There are several industrial setups also releasing small particulate matter resembling nanoparticles. Air pollution with nanoparticles and their impact on human health is an emerging area to be explored in future. In a study to evaluate the impact of air particulate matters on living, laboratory mice exposed with ambient air in a polluted industrial area near steel mills manifested germ line mutations (Somers et al., 2002; Yauk et al., 2008). These findings are very alarming and warrant future studies aimed at evaluating the health of people living in the peripheries of industries.

Potential mechanisms of reproductive and developmental toxicity due to NPs

NPs that are inhaled may be deposited in the airways and lungs, and due to their high surface reactivity, they have an inherent potential to induce inflammation and the generation of ROS at the site of deposition (Hougaard et al., 2010; Møller et al., 2010). In general, ROS generation is thought to be a major causative factor in the toxicity of NPs. ROS molecules are unstable and typically do not travel far beyond their site of formation (Wells et al., 2005). However, if there is an imbalance between oxidant and antioxidant mechanism, oxidative stress increases and induces or exacerbates NP-induced inflammation.
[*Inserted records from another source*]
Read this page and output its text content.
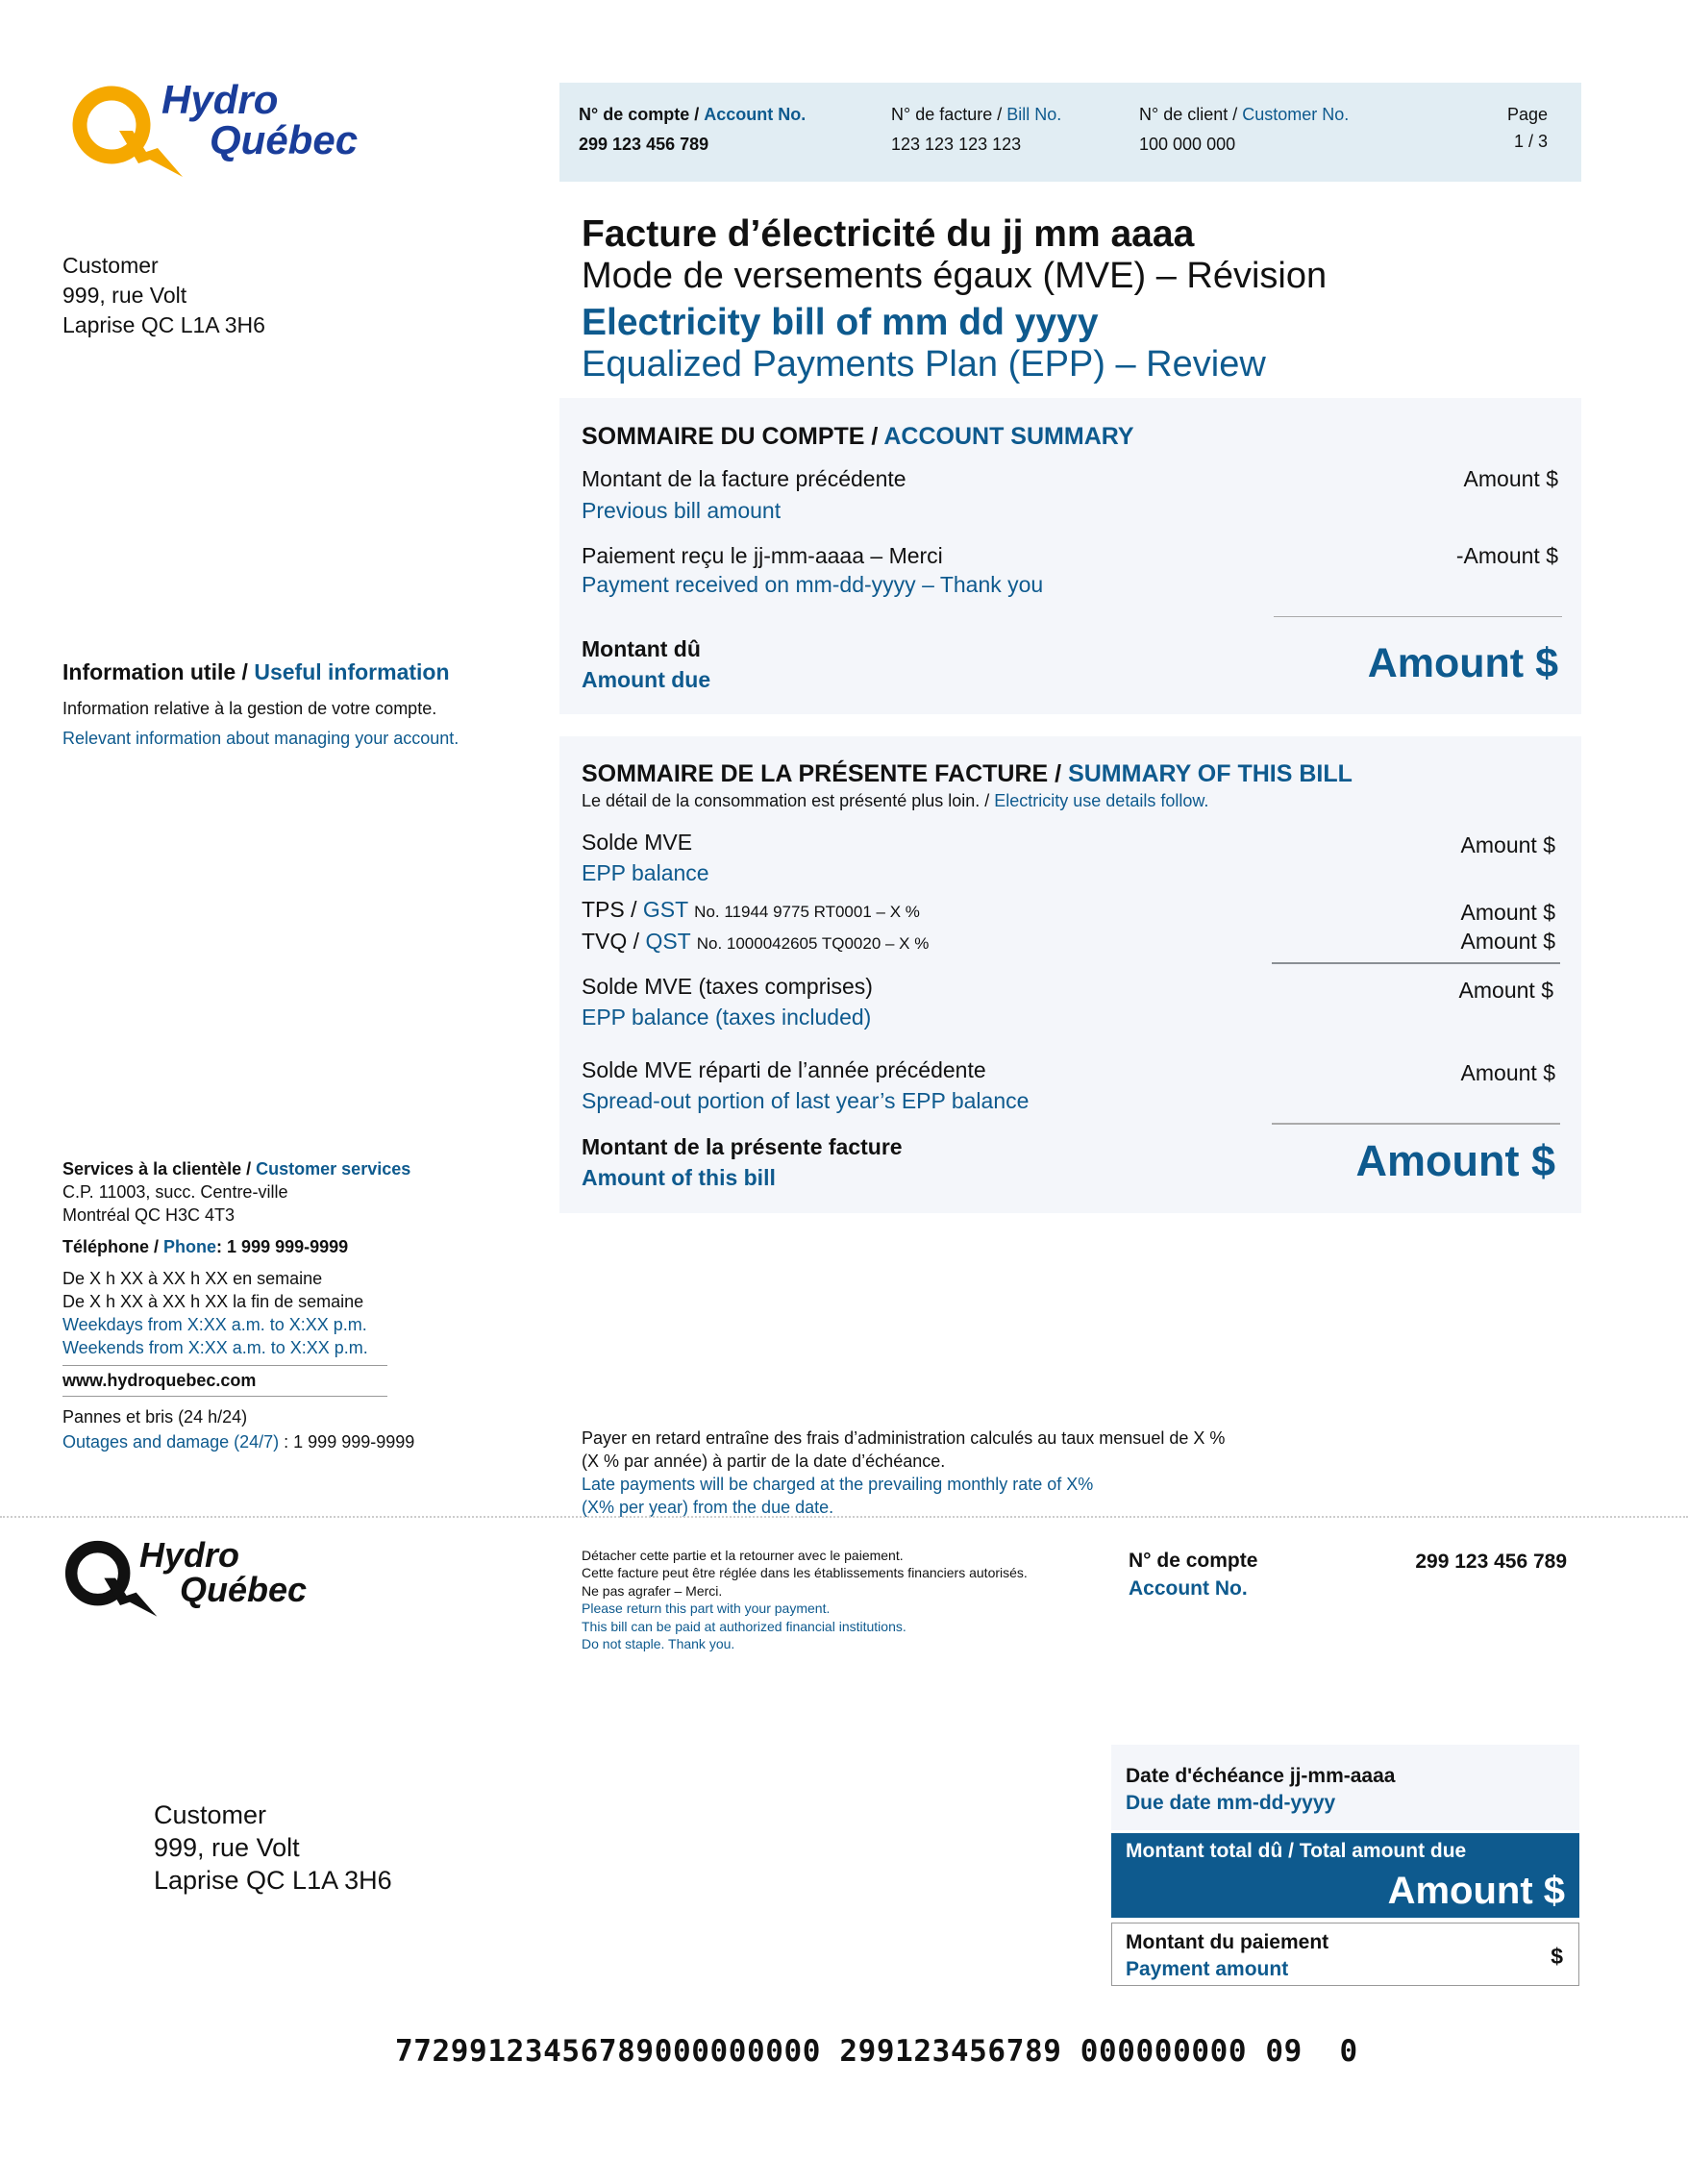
Hydro
Québec
N° de compte / Account No.
299 123 456 789
N° de facture / Bill No.
123 123 123 123
N° de client / Customer No.
100 000 000
Page
1 / 3
Customer
999, rue Volt
Laprise QC L1A 3H6
Facture d’électricité du jj mm aaaa
Mode de versements égaux (MVE) – Révision
Electricity bill of mm dd yyyy
Equalized Payments Plan (EPP) – Review
SOMMAIRE DU COMPTE / ACCOUNT SUMMARY
Montant de la facture précédente
Previous bill amount
Amount $
Paiement reçu le jj-mm-aaaa – Merci
Payment received on mm-dd-yyyy – Thank you
-Amount $
Montant dû
Amount due	Amount $
Information utile / Useful information
Information relative à la gestion de votre compte.
Relevant information about managing your account.
SOMMAIRE DE LA PRÉSENTE FACTURE / SUMMARY OF THIS BILL
Le détail de la consommation est présenté plus loin. / Electricity use details follow.
Solde MVE
EPP balance
Amount $
TPS / GST No. 11944 9775 RT0001 – X %	Amount $
TVQ / QST No. 1000042605 TQ0020 – X %	Amount $
Solde MVE (taxes comprises)
EPP balance (taxes included)
Amount $
Solde MVE réparti de l’année précédente
Spread-out portion of last year’s EPP balance
Amount $
Montant de la présente facture
Amount of this bill	Amount $
Services à la clientèle / Customer services
C.P. 11003, succ. Centre-ville
Montréal QC H3C 4T3
Téléphone / Phone: 1 999 999-9999
De X h XX à XX h XX en semaine
De X h XX à XX h XX la fin de semaine
Weekdays from X:XX a.m. to X:XX p.m.
Weekends from X:XX a.m. to X:XX p.m.
www.hydroquebec.com
Pannes et bris (24 h/24)
Outages and damage (24/7) : 1 999 999-9999	Payer en retard entraîne des frais d’administration calculés au taux mensuel de X %
(X % par année) à partir de la date d’échéance.
Late payments will be charged at the prevailing monthly rate of X%
(X% per year) from the due date.
Hydro
Québec
Détacher cette partie et la retourner avec le paiement.
Cette facture peut être réglée dans les établissements financiers autorisés.
Ne pas agrafer – Merci.
Please return this part with your payment.
This bill can be paid at authorized financial institutions.
Do not staple. Thank you.
N° de compte
Account No.
299 123 456 789
Customer
999, rue Volt
Laprise QC L1A 3H6
Date d'échéance jj-mm-aaaa
Due date mm-dd-yyyy
Montant total dû / Total amount due
Amount $
Montant du paiement
Payment amount
$
77299123456789000000000 299123456789 000000000 09  0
In this case, neither the particles nor the inflammatory condition need is restricted to the lungs. The NPs can translocate, and inflammatory mediators might be released into the systemic circulation (Erdely et al., 2011). The NPs can be transported to organs related to pregnancy and fetal development and may be taken up by placental cells and interfere indirectly with fetal development by inducing oxidative stress and inflammation at that site. In particular, the placental cells contain toll like receptors (TLRs; especially, TLR-2 and TLR-4), which are involved in NP-induced inflammatory responses in the airway (Zhao et al., 2012; Koga et al., 2014). Clearly, there is evidence that inflammation and ROS generation might contribute to NP-induced toxicity in reproduction and development, but further studies are needed to better elucidate these mechanisms.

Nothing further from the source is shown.